El pasado mes de junio fue bastante plácido hasta que los banqueros centrales - involuntariamente - alborotaron los mercados. Eso dio lugar a que se registrara un excelente primer semestre con un final agitado.

En el caso de los mercados de renta variable, en junio el S&P 500 se anotó otro récord histórico, gracias al sector tecnológico. Pero el momento positivo de los mercados europeos parece haberse estancado. Sin embargo, el MSCI EMU avanzó un 8,5% durante la primera mitad del año, aunque dicha rentabilidad se logró en gran medida en el primer trimestre. En el segundo trimestre, las acciones de la zona euro subieron sólo un 1,3% más. No es casual que esto coincida con la apreciación del euro frente a la mayoría de divisas. La apreciación del euro podría deprimir la actividad de las empresas exportadoras. En junio, los comentarios de los bancos centrales tuvieron el impacto más tangible en la renta variable europea y el MSCI EMU sumó un 2,5% en junio. Por su parte, la temporada de resultados está a la vuelta de la esquina. Para el S&P 500, la expectativa del consenso es un aumento del 6,6%. Hace tres meses era del 8,7%. Los ajustes a la baja son consecuencia de un crecimiento más lento de lo esperado en Estados Unidos.

En lo que respecta al mercado de deuda, en EEUU, en junio, el rendimiento de los bonos a 10 años descendió a su nivel más bajo en seis meses. En Europa también se derrumbaron los rendimientos como consecuencia de unas cifras económicas más débiles en EEUU y de las decepcionantes cifras de inflación a ambos lados del Atlántico. Los comentarios de Draghi y otros banqueros centrales recordaron que el período de política monetaria ultra-acomodaticia está llegando a su fin. Los diferenciales de los países periféricos de la zona euro se redujeron en el transcurso del mes. En Italia, la posibilidad de elecciones anticipadas este año parece haber disminuido  y en consecuencia el rendimiento del bono italiano cayó a su nivel más bajo desde enero. Al igual que en los meses anteriores, los diferenciales de los bonos corporativos se estrecharon un poco más.

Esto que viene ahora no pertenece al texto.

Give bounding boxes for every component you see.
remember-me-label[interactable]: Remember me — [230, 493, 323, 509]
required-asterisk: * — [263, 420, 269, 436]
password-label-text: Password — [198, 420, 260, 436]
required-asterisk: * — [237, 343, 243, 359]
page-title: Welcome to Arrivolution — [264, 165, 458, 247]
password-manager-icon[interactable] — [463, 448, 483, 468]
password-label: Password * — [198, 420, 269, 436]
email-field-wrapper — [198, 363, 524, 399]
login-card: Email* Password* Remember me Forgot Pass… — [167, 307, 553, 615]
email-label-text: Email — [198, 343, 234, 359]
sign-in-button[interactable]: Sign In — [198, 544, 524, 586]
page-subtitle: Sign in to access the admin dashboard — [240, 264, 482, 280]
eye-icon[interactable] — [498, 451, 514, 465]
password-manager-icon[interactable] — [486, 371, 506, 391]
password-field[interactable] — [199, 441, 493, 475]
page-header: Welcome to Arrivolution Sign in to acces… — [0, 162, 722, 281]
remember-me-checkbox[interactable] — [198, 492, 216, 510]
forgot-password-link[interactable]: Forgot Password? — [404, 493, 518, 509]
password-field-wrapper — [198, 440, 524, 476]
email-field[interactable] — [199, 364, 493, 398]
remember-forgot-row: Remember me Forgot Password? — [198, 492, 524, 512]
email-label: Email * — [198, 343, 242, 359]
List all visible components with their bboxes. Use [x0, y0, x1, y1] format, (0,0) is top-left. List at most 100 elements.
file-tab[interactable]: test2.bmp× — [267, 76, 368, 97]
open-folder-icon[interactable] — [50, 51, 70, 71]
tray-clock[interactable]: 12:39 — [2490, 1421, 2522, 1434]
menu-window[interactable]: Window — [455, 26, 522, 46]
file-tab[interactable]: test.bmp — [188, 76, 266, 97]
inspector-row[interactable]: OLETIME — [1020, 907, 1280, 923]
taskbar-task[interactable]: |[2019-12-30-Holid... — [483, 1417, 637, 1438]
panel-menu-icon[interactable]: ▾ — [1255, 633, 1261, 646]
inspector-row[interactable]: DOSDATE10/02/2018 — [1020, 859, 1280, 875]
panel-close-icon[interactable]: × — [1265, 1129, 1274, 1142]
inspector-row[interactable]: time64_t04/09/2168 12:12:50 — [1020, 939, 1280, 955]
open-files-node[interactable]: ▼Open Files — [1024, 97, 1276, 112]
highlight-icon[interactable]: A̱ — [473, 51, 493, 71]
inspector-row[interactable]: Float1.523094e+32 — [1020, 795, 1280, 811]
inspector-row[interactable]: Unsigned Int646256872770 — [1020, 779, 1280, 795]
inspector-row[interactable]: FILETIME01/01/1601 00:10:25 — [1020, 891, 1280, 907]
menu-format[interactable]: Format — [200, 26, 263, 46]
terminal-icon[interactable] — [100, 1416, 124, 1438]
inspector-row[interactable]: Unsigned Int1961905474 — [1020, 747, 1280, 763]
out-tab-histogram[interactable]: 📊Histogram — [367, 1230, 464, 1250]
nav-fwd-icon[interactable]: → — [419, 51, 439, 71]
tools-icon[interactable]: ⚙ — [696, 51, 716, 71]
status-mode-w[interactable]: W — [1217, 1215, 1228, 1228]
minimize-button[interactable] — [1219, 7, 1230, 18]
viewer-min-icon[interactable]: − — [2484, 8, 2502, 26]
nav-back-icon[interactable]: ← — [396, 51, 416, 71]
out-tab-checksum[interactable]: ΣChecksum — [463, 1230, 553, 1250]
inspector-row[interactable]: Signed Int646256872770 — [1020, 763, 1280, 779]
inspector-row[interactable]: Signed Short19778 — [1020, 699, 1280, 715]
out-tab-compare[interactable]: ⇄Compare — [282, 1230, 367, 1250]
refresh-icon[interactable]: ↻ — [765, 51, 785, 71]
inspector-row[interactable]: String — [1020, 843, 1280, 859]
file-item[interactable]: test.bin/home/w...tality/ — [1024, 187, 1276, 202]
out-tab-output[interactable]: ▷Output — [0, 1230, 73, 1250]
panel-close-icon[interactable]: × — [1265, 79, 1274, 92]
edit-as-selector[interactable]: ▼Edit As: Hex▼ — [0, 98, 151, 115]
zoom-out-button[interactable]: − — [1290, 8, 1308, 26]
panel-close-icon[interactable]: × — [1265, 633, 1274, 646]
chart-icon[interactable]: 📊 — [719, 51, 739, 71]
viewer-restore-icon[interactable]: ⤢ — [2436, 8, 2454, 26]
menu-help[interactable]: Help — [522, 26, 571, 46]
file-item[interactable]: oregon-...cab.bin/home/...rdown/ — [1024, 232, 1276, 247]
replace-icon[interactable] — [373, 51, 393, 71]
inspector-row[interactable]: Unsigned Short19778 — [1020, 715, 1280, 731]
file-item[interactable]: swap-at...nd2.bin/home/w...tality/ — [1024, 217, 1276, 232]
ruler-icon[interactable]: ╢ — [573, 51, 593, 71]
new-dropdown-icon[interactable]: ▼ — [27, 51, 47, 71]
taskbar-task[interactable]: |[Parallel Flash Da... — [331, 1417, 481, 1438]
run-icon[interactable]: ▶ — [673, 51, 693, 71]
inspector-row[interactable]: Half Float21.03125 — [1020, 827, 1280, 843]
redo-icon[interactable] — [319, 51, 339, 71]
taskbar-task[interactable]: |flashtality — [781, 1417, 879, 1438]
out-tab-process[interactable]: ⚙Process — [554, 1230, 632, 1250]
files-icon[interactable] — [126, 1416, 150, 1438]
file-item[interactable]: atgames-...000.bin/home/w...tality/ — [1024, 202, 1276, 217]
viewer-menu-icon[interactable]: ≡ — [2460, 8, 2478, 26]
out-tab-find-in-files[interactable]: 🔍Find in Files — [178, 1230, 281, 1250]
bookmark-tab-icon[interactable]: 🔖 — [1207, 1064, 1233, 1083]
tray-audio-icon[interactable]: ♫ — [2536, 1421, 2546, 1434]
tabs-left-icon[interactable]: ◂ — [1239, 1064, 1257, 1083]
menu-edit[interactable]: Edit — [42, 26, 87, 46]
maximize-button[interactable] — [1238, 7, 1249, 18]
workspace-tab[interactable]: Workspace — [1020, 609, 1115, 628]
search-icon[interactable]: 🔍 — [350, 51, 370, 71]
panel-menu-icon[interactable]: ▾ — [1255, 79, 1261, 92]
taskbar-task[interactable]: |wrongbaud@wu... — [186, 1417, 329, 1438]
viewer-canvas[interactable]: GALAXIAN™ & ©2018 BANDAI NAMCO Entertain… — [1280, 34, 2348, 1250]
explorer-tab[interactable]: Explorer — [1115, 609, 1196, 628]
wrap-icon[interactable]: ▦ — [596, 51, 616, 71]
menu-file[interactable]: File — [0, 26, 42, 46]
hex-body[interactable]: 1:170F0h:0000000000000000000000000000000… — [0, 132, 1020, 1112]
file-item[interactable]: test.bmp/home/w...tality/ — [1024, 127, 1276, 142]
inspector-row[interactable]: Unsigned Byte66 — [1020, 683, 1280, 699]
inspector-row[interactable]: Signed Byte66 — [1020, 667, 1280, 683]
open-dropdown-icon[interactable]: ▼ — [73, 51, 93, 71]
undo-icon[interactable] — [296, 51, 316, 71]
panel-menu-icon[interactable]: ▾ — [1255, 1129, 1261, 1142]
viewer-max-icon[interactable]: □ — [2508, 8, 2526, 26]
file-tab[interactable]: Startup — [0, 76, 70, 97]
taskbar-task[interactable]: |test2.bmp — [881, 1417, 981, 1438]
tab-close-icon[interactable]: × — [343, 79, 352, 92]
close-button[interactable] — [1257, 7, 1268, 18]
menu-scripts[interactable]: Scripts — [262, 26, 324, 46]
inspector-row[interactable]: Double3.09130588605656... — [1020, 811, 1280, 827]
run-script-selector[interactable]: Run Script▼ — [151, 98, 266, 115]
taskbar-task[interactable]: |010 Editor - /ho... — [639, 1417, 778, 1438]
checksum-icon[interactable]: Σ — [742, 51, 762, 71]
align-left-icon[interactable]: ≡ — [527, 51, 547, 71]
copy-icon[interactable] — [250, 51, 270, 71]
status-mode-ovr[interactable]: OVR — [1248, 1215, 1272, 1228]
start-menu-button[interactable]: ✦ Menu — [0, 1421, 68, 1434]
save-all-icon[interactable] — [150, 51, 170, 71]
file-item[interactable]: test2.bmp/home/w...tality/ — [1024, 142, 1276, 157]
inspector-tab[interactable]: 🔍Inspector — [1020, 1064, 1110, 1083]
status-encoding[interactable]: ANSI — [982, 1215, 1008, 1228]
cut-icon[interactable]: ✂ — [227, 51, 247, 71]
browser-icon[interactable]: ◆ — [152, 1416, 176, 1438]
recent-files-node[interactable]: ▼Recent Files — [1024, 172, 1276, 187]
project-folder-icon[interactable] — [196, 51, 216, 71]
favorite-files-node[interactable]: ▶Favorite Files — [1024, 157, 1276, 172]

Como hemos mencionado, los bancos centrales tuvieron un claro un impacto en los mercados, a pesar de que sólo la Reserva Federal tomó medidas. La Fed elevó los tipos 25 puntos básicos y sigue siendo probable una tercera subida de los tipos a finales de año. También anunció sus planes de reducir su balance. Esta reducción se iniciará con 10.000 millones de dólares al mes en bonos que lleguen a su vencimiento que no serán reinvertidos (de un balance total de 4,5 billones de dólares). La cantidad no reinvertida aumentará en 10.000 millones cada tres meses hasta 50.000 millones al mes. Por su parte, el presidente del BCE indicó que las fuerzas deflacionarias de la zona del euro han sido reemplazadas por fuerzas inflacionistas y que debería de acompañarse con un ajuste de la política monetaria. Esto fue visto por los mercados como una postura más rigurosa que tendría consecuencias como adelantar la reducción del programa de compra de bonos.

Las divisas no fueron ajenas y el euro se fortaleció. El discurso Draghi tuvo repercusiones pero los fundamentales de las otras divisas ofrecieron poco apoyo. En EEUU, las cifras económicas han sido decepcionantes y el dólar se debilitó en junio un 1,6% frente al euro, dando lugar a una depreciación en los primeros seis meses del -8,2%. La libra también cayó después del  resultado de May en las elecciones y alcanzó su nivel más bajo frente al euro desde principios de año. El yen cayó un 3,1% frente al euro. El BoJ, sin embargo, no parece mostrar signos de endurecimiento de su política monetaria. Las otras divisas del dólar fueron una excepción: el dólar canadiense subió un + 2,4% frente al euro, después de que las cifras económicas favorables propiciaran un adelanto para una subida de los tipos. El dólar australiano (+ 1,6% frente al euro) también se consolidó.

Por último,  las materias primas fluctuaron significativamente en junio. El petróleo cayó por debajo de los 45 dólares / barril. Tras la reunión de la OPEP hubo pocas noticias, salvo que la producción de Libia alcanzó un millón de barriles diarios, un nivel no alcanzado desde 2013, lo que explica esta caída. Las posiciones cortas también deprimieron posiblemente el precio. Sin embargo, el Brent bajó un 15,7% en dólares en el primer semestre. Las materias primas industriales subieron en junio después del anuncio de la mejora de los indicadores de China. El oro cayó (-2,6% en dólares) tras los comentarios de los banqueros centrales.